L’enfant de l’homme alors filtrant appliqué le breuvage, s’attachant de toute sa petite âme à le décanter,
Il s’agit de rendre à la lumière ce qui lui appartient sans heurter la susceptibilité de la terre,
Il s’agit de persévérer dans le mouvement solidaire voué à pallier les déficiences d’une divinité immature,
Il s’agit de prolonger en chacun de ces chérubins crispés sur leur devenir le cri limpide épanoui au sommet fourmillant de la souche philosophale,
Épineuse mission pour ces êtres précaires, leurs étroites clairières matinales cernées des colossales montagnes de certitudes dont l’ombre épaisse se penche sur les berceaux,
Leurs frêles cervelles compressées dans l’étau des contradictions insolubles entre l’incoercible aspiration qui les habite et la coercition méthodique d’un monde infirme qui la refuse.
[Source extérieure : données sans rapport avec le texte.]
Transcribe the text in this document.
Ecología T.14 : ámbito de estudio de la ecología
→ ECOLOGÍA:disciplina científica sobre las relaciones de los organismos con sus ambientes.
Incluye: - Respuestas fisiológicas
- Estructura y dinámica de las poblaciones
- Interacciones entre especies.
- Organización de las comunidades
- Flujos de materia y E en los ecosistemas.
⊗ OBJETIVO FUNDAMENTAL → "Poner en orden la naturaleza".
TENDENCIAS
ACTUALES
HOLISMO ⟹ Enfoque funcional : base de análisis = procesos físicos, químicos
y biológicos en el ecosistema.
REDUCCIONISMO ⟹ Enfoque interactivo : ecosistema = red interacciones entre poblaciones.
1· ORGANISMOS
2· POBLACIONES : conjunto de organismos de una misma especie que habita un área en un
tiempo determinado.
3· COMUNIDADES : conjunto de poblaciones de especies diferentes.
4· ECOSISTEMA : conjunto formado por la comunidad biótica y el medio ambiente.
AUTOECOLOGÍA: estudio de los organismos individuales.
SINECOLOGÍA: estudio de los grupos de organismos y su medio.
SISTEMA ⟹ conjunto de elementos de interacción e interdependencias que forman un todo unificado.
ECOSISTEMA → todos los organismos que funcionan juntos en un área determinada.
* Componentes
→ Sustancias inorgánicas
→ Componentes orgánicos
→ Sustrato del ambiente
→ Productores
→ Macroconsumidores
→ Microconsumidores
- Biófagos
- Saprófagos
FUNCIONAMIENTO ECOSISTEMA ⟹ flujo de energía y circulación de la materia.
Le poète alors abordant résolu le delta de la différence résiduelle
Il convoque en lui l’enfant
Qui tutoyait Dieu
Qui par jeu aboyait gloussait ou stridulait
Puis délaisse les facticités de la prière et du mimétisme
Interpole sa scansion dans les rythmes animaux, infiltre les cadences des liturgies sans céder aux affectations du paralangage,
Sa langue désormais l’appelle
Il franchit des gorges accoste des palais aux architectures nouvelles,
Subit sans broncher les secousses tectoniques dont les frissons parcourent interminablement les continents du verbe, s’agrège à ce frémissement jusqu’à en faire sa manière d’être,
Il ne reviendra plus parmi les hommes, pousse sa pagaie à la rencontre des chutes, s’élève à travers les confluences des règnes, les fleuves de lymphe où il godillait mués canaux de sève,
Ici le mouvement lui-même vous transporte il n’est plus utile d’agir, un pouls complice vous intègre au flux volatil, les seules odeurs se disputent l’atmosphère sans parvenir à se la répartir.

Ici le souffle se souvient : il respire.